The Civic Platform did not present any coherent vision of Poland. Research indicates that while PiS voters vote for this party because they believe their fate will improve and Left voters because they agree with leftist values, Civic Platform voters vote for this party mainly because of their hatred for PiS. At the same time, most voters cannot determine whether the Civic Platform is a left-wing or a right-wing party.

Meanwhile, PiS, by using social transfers, strengthened its support in the poorest parts of the country. Since PiS took power in 2015, the GINI coefficient of (in)equality in Poland has been decreasing. This may be due to, among others, granting a universal social benefit for the second and subsequent children of PLN 500 (€ 169) regardless of income.

Furthermore, PiS gained significant support among the pensioners: the party represents conservative moral views and they introduced the thirteenth month of pension. in 2019, almost a quarter of a million people receive a pension lower than the official “minimum”, which stands at PLN 934 PLN (€220).

Benefits are financed at the expense of, for example, the health care system.
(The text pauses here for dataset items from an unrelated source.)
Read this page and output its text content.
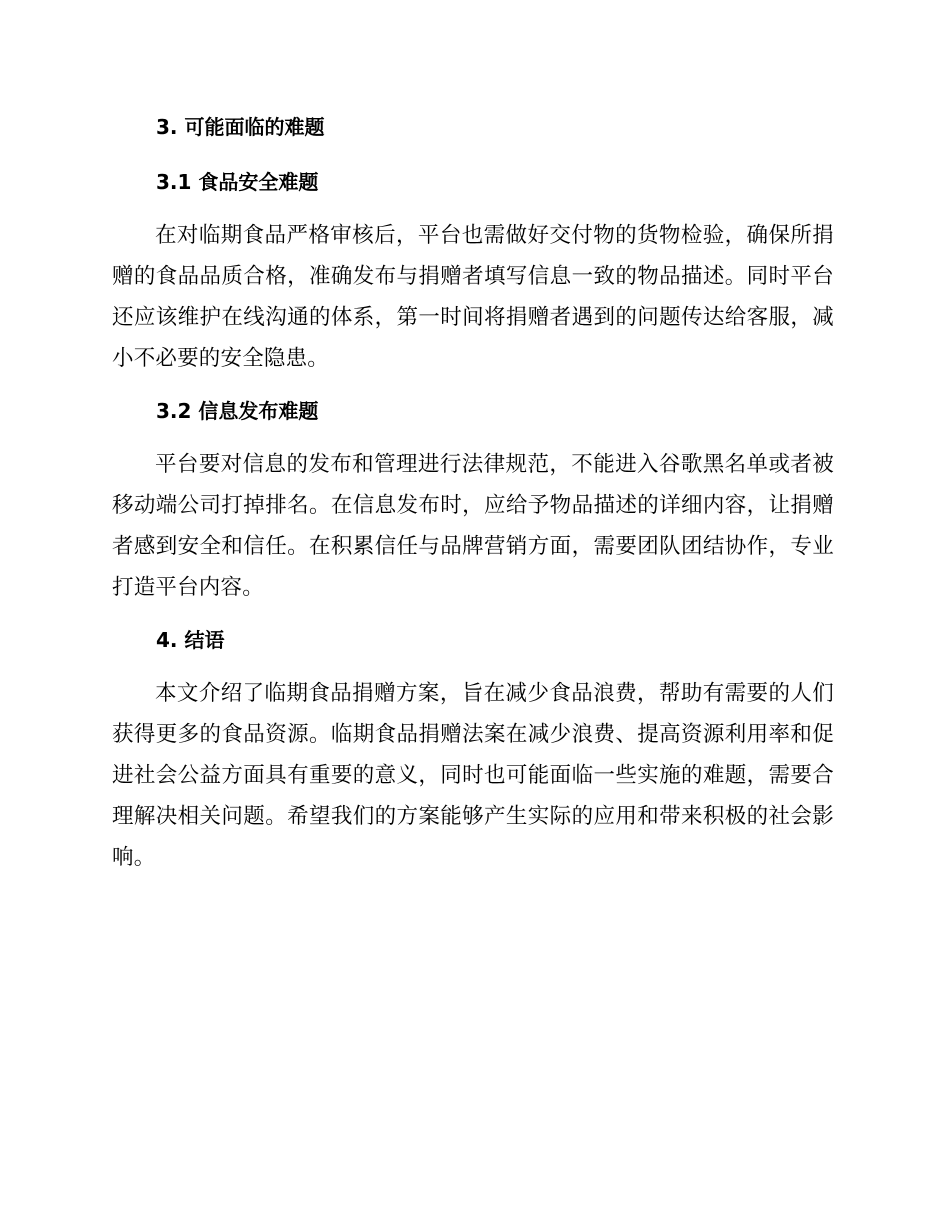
3. 可能面临的难题
3.1 食品安全难题

在对临期食品严格审核后，平台也需做好交付物的货物检验，确保所捐赠的食品品质合格，准确发布与捐赠者填写信息一致的物品描述。同时平台还应该维护在线沟通的体系，第一时间将捐赠者遇到的问题传达给客服，减小不必要的安全隐患。

3.2 信息发布难题

平台要对信息的发布和管理进行法律规范，不能进入谷歌黑名单或者被移动端公司打掉排名。在信息发布时，应给予物品描述的详细内容，让捐赠者感到安全和信任。在积累信任与品牌营销方面，需要团队团结协作，专业打造平台内容。

4. 结语

本文介绍了临期食品捐赠方案，旨在减少食品浪费，帮助有需要的人们获得更多的食品资源。临期食品捐赠法案在减少浪费、提高资源利用率和促进社会公益方面具有重要的意义，同时也可能面临一些实施的难题，需要合理解决相关问题。希望我们的方案能够产生实际的应用和带来积极的社会影响。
Increasingly, people pay their health expenses with the money they receive as social benefits which contributes to privatising the health care system. The policy of financing social benefits while in return underfunding of public services equals to the privatising the state.
From this point of view, the return of the left to the Polish parliament is a great threat to Law and Justice. Kaczyński’s party, still maintaining hegemony on the conservative right, will have a competitor in the field of social policy, whose postulates and attractiveness of program will be more difficult to counteract than in the case of the Civic Platform.